I'm reading about NN, and would also like to generate my first NN at the same time (to complement my reading).
I have a data set like this:
DNA_seq Sample1Name Sample1Name ConcOfDNAInSample DNASeqFoundInProcessCat
AGGAG cat_0 cat_1 0.1 found_in_0
AGGAG cat_1 cat_2 0.4 found_in_3
ACCCC cat_1 cat_7 0.1 found_in_2
AGAGAGA cat_2 cat_10 1.9 found_in_1
ADAS cat_332 cat_103 8.9 found_in_1
Columns:
- DNASeq -> a string of a DNA sequence (i.e. 'the sequences')
- Sample1Name -> categorical value explaining a chemical property of the solution that DNASeq is in.
- Sample2Name -> categorical value explaining a chemical property of the solution that DNASeq is in.
- ConcOfDNAInSample -> a quantitative value of DNA concentration in Sample2SName.
- DNASeqFoundInProcessCat -> This is the label that I want to predict. It is a categorical value with four categories (found_in_0 -> found_in_3). This is the output from where I did three tests on each DNASeq to see if I manipulate the original solution (which is the found_in_0), is the DNASeq still present.
My question: For an unseen set of sequences, I want the output set of labels to be a multi-class probability of 'found_in_1', 'found_in_2', 'found_in_3'.
i.e. if the above example was the output from my test set, my output would ideally look like this:
DNA_seq Sample1Name Sample1Name ConcOfDNAInSample DNASeqFoundInProcessCat
AGGAG cat_0 cat_1 0.1 (0.9,0.5,0.1)
AGGAG cat_1 cat_2 0.4 (0.8,0.7,0.3)
ACCCC cat_1 cat_7 0.1 (0.2,0.5,0.3)
AGAGAGA cat_2 cat_10 1.9 (0.7,0.2,0.9)
ADAS cat_332 cat_103 8.9 (0.6,0.8,0.7)
There are some notes:
It is possible that because of the processes I am doing, that some sequences can NOT be in the original solution (found_in_0), but then because bits of DNA can stick together, they CAN subsequently be in the other classes (found_in_1, found_in_2, found_in_3)

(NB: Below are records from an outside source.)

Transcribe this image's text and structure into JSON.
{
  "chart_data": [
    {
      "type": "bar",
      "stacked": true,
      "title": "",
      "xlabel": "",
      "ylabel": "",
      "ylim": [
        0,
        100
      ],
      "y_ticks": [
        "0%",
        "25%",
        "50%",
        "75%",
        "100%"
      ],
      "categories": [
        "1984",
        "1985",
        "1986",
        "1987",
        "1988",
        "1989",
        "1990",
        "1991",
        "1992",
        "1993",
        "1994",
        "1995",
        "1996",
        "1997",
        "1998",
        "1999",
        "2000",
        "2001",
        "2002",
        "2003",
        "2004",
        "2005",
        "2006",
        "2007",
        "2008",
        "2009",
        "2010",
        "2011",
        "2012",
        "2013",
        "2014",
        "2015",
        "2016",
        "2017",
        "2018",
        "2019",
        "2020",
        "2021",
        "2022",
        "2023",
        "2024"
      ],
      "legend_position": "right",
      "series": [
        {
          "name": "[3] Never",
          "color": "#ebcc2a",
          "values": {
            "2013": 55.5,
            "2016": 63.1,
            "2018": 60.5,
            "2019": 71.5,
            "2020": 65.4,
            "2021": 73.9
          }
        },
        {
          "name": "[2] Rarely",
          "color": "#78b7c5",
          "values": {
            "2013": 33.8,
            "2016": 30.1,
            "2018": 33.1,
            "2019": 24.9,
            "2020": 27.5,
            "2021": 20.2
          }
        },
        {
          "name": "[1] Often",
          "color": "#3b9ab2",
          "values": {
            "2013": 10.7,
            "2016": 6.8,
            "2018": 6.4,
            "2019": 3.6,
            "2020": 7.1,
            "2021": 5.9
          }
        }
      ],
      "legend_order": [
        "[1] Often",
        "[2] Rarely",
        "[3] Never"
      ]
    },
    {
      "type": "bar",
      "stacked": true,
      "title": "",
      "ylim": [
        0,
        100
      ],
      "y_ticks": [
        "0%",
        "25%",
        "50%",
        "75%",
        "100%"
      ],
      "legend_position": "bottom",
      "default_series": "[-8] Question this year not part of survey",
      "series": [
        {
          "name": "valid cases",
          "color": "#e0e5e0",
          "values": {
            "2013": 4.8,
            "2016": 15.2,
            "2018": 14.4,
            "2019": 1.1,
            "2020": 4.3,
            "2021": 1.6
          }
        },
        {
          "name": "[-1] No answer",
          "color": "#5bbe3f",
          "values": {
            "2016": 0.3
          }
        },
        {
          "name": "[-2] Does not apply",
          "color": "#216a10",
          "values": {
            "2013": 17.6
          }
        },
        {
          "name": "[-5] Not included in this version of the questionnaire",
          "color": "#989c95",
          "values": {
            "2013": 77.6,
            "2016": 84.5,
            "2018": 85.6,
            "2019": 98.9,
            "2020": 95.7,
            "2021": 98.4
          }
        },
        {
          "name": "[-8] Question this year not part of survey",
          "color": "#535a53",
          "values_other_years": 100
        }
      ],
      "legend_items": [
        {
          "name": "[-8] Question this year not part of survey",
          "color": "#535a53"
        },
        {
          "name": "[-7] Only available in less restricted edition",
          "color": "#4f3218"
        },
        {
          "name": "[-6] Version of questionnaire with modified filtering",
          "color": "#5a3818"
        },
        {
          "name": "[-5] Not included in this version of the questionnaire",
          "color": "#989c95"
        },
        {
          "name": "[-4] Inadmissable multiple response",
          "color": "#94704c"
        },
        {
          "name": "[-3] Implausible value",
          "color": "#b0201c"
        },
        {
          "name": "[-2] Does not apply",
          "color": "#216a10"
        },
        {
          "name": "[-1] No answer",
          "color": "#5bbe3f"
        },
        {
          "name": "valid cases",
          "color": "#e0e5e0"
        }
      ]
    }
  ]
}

I am only interested in the output for the found_in_1, found_in_2 and found_in_3 class (i.e. I want a three class probability at the end, not a four class probability with found_in_0).
I am able to generate other features from the DNA seqs, this is just an example.
I can see from my data, that my data set is unbalanced, the amount of data in found_in_3 is significantly lower than the others (my full training data is about 80,000 rows; but only about 10,000 of these rows are found_in_3; the others are all found_in_0, found_in_1 or found_in_2).
What I'm trying to work out is the algorithm, for one specific point in particular. My idea was:
1.Read in the data.
df = pd.read_csv('data')
2.Split the data set into train and test
import sklearn
from sklearn.model_selection import train_test_split
X_train,X_test,Y_train,Y_test = train_test_split(X,y,test_size=0.2,random_state=42)
3.Understand the data set (i.e. that's where I saw the under-representation in point 4, above). I have a series of functions for this...so let's say I have a standardised data set which is the table above.
4.Build neural network.
import tensorflow as tf
from tensorflow.keras.layers import Dense, Flatten, Conv2D
from tensorflow.keras import Model
I know the general idea here would be the tensorflow equivalent of doing this in keras (i.e. this is for the 'iris' data set; where I initialise a model, add some layers and an activation function, compile the model,generate an output of the model and then fit the model and then predict after this (not shown)):
from keras.models import Sequential
from keras.layers import Dense
model = Sequential()
model.add(Dense(8,input_dim=4,activation='relu'))
model.add(Dense(8,input_dim=4,activation='relu'))
model.add(Dense(3, activation='softmax'))
model.compile(loss='categorical_crossentropy', optimizer='adam', metrics=['accuracy'])
model.summary()
model.fit(x_train,y_train, epochs=150,verbose=0)
So I understand I want to replicate a similar set of steps for my data, and I'm trying to work out how to do this, what I can't understand is do I have to use tf.nn.sigmoid_cross_entropy_with_logits for this problem (since each input can belong to move than one label, i.e. can be present in found_in_1, found_in_2 and found_in_3, this can produce a probability output per class?)
Or can I just use a softmax function like this?